Pinellas County Commissioners Tuesday passed an ordinance furthering the work of the Florida Legislature to curb human trafficking. Last year, the legislature approved a bill ultimately signed into law that gave county commissions the authority to place signs in certain locations educating the public about the labor and sex trafficking.
The state law enacted in June required posting the National Human Trafficking Resource Center Hotline telephone and text numbers at all Florida transportation hubs and buildings. Those locations were seen as places where employees and the public would likely see the signs and targeted individuals who should know how to recognize signs of human trafficking.

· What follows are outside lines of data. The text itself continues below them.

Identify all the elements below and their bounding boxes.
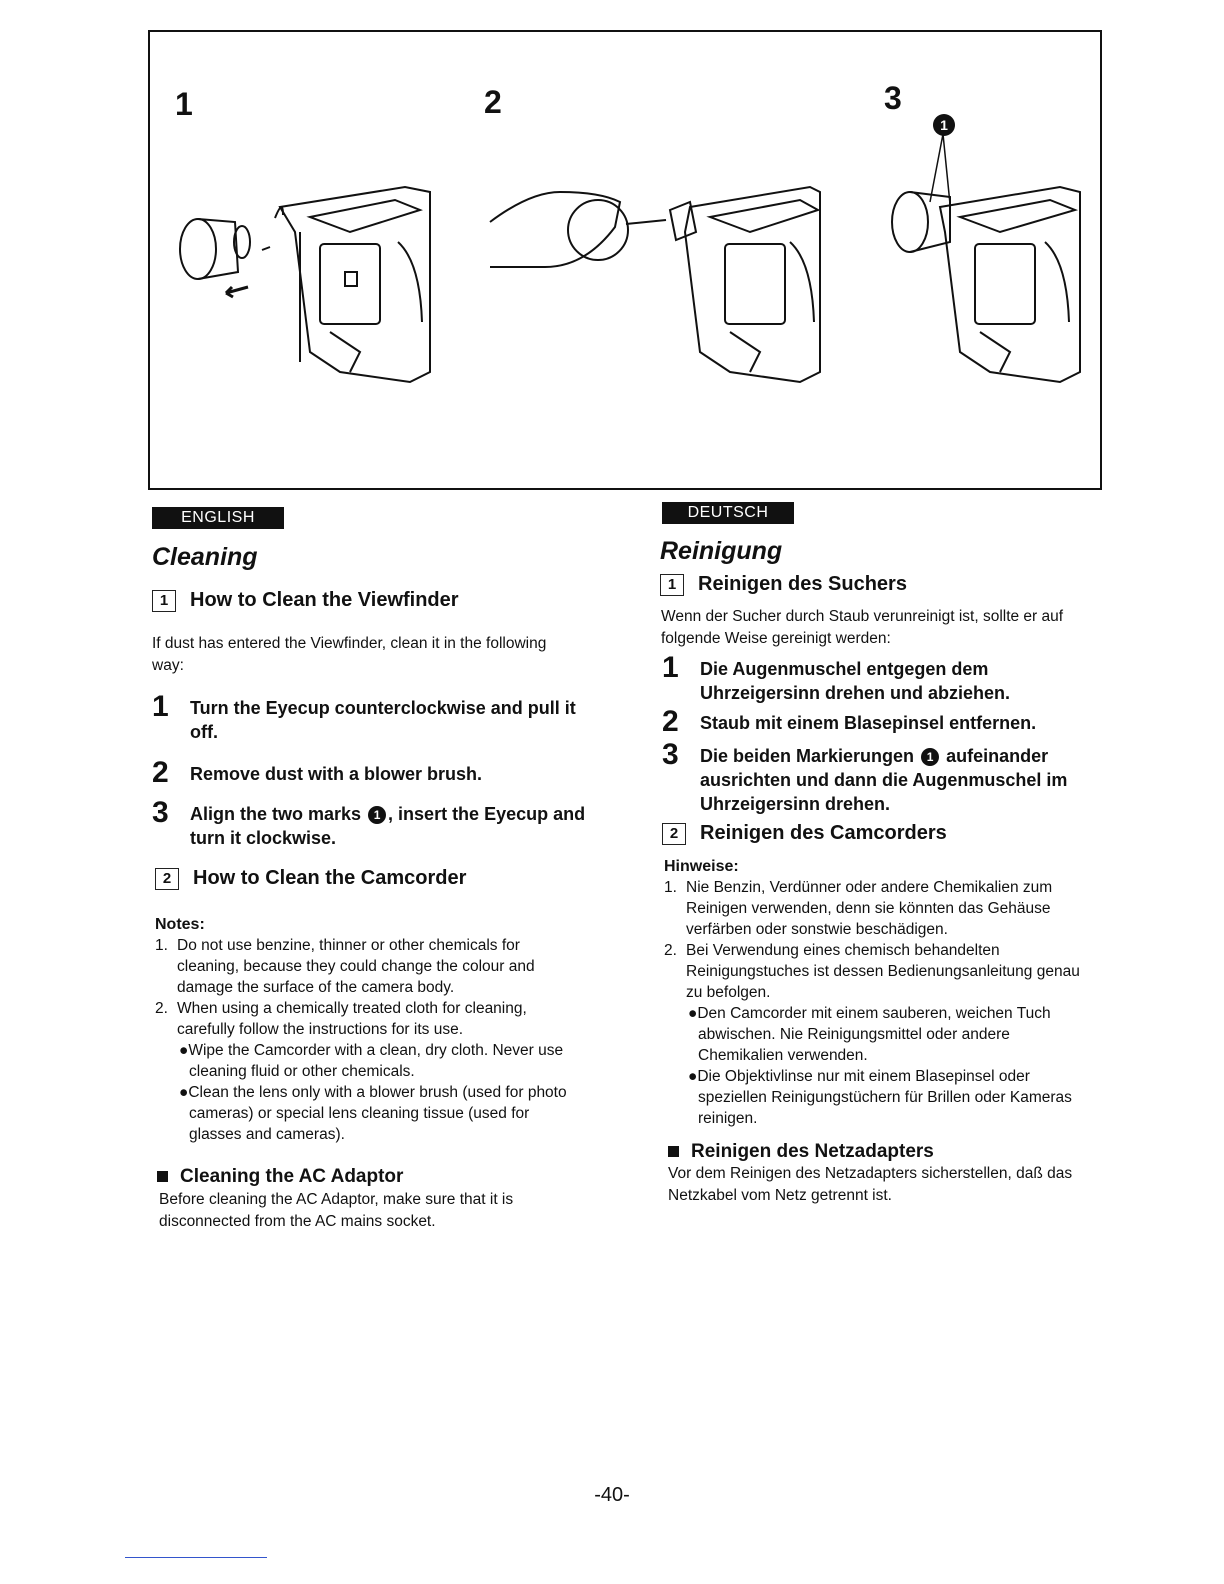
- note-item: 2. When using a chemically treated cloth for cleaning, carefully follow the instructions for its use.: [155, 1000, 527, 1038]
- step-number: 1: [662, 651, 679, 684]
- note-item: 2. Bei Verwendung eines chemisch behandelten Reinigungstuches ist dessen Bedienungsanleitung genau zu befolgen.: [664, 942, 1080, 1001]
- english-step-1: [152, 692, 592, 744]
- step-text: Align the two marks 1 , insert the Eyecup and turn it clockwise.: [190, 804, 586, 848]
- bullet-item: ●Den Camcorder mit einem sauberen, weichen Tuch abwischen. Nie Reinigungsmittel oder andere Chemikalien verwenden.: [688, 1005, 1051, 1064]
- deutsch-notes-heading: Hinweise:: [664, 858, 739, 875]
- english-section2-heading: [155, 867, 466, 890]
- page-number: -40-: [594, 1484, 630, 1506]
- language-label-english: ENGLISH: [152, 507, 284, 529]
- bullet-item: ●Clean the lens only with a blower brush (used for photo cameras) or special lens cleaning tissue (used for glasses and cameras).: [179, 1084, 567, 1143]
- hand-blower-icon: [490, 192, 666, 267]
- bullet-item: ●Wipe the Camcorder with a clean, dry cloth. Never use cleaning fluid or other chemicals.: [179, 1042, 564, 1080]
- divider: [125, 1557, 267, 1558]
- deutsch-step-1: [662, 653, 1102, 705]
- eyecup-1-icon: [180, 207, 283, 279]
- marker-icon: 1: [933, 114, 955, 136]
- deutsch-intro: Wenn der Sucher durch Staub verunreinigt ist, sollte er auf folgende Weise gereinigt werden:: [661, 608, 1064, 647]
- deutsch-step-2: [662, 707, 1102, 737]
- step-number: 2: [152, 756, 169, 789]
- section-number-box: 2: [662, 823, 686, 845]
- heading-text: How to Clean the Camcorder: [193, 867, 467, 889]
- square-bullet-icon: [668, 1146, 679, 1157]
- deutsch-title: Reinigung: [660, 537, 783, 565]
- figure-label-2: 2: [484, 84, 502, 120]
- english-ac-text: Before cleaning the AC Adaptor, make sure that it is disconnected from the AC mains socket.: [159, 1191, 514, 1230]
- camera-body-1-icon: [280, 187, 430, 382]
- step-number: 3: [152, 796, 169, 829]
- english-ac-heading: Cleaning the AC Adaptor: [157, 1166, 403, 1188]
- step-number: 3: [662, 738, 679, 771]
- section-number-box: 1: [152, 590, 176, 612]
- step-text: Die Augenmuschel entgegen dem Uhrzeigersinn drehen und abziehen.: [700, 659, 1011, 703]
- english-step-3: [152, 798, 592, 850]
- note-item: 1. Nie Benzin, Verdünner oder andere Chemikalien zum Reinigen verwenden, denn sie könnten das Gehäuse verfärben oder sonstwie beschädigen.: [664, 879, 1053, 938]
- section-number-box: 2: [155, 868, 179, 890]
- english-notes-list: [155, 935, 585, 1145]
- english-section1-heading: [152, 589, 459, 612]
- step-text: Die beiden Markierungen 1 aufeinander ausrichten und dann die Augenmuschel im Uhrzeigersinn drehen.: [700, 746, 1068, 814]
- camera-body-2-icon: [670, 187, 820, 382]
- heading-text: Reinigen des Suchers: [698, 573, 907, 595]
- figure-label-3: 3: [884, 80, 902, 116]
- heading-text: How to Clean the Viewfinder: [190, 589, 459, 611]
- section-number-box: 1: [660, 574, 684, 596]
- english-title: Cleaning: [152, 543, 258, 571]
- deutsch-section2-heading: [662, 822, 947, 845]
- english-intro: If dust has entered the Viewfinder, clean it in the following way:: [152, 635, 547, 674]
- deutsch-step-3: [662, 740, 1102, 816]
- bullet-item: ●Die Objektivlinse nur mit einem Blasepinsel oder speziellen Reinigungstüchern für Brillen oder Kameras reinigen.: [688, 1068, 1072, 1127]
- deutsch-section1-heading: [660, 573, 907, 596]
- camera-body-3-icon: [892, 134, 1080, 382]
- figure-label-1: 1: [175, 86, 193, 122]
- language-label-deutsch: DEUTSCH: [662, 502, 794, 524]
- deutsch-ac-text: Vor dem Reinigen des Netzadapters sicherstellen, daß das Netzkabel vom Netz getrennt ist.: [668, 1165, 1073, 1204]
- deutsch-ac-heading: Reinigen des Netzadapters: [668, 1141, 934, 1163]
- step-text: Staub mit einem Blasepinsel entfernen.: [700, 713, 1037, 733]
- english-step-2: [152, 758, 592, 788]
- step-text: Remove dust with a blower brush.: [190, 764, 483, 784]
- square-bullet-icon: [157, 1171, 168, 1182]
- camcorder-illustrations: [150, 32, 1100, 488]
- english-notes-heading: Notes:: [155, 916, 205, 933]
- step-number: 1: [152, 690, 169, 723]
- deutsch-notes-list: [664, 877, 1094, 1129]
- note-item: 1. Do not use benzine, thinner or other chemicals for cleaning, because they could change the colour and damage the surface of the camera body.: [155, 937, 535, 996]
- step-number: 2: [662, 705, 679, 738]
- step-text: Turn the Eyecup counterclockwise and pull it off.: [190, 698, 576, 742]
- heading-text: Reinigen des Camcorders: [700, 822, 947, 844]
- marker-icon: 1: [368, 806, 386, 824]
- marker-icon: 1: [921, 748, 939, 766]
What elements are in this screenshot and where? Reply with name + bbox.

The Pinellas County Commission furthers that effort by approving an ordinance placing signs in strip clubs, businesses that offer “bodywork” services and specialty salons. Those are all places where human trafficking tends to occur.
“I want to thank the Pinellas County Commission for passing this ordinance, and for being the second county in Florida to do so. Human trafficking is a sick but profitable criminal enterprise that affects up to 300,000 children, and many young adults in the United States each year. Florida is among the top three states for human trafficking,” said Sen. Jack Latvala, one of the bill’s original sponsors. “As counties in Florida pass this ordinance, more of these cases will be reported, and hopefully help put an end to this widespread practice of modern-day slavery.”
The state legislation was also sponsored by state Rep. David Kerner from Palm Springs.
The human trafficking hotline is funded through the Department of Health and Human Services. They have provided service referrals, tips for police, public information and training and technical assistance pertaining to human trafficking since 2007.
The hotline is toll-free and open seven days a week, 24-hours a day. The hotline is operated in more than 200 languages. The phone number is 888-337-3888. Texts can be sent to the hotline at 233-733.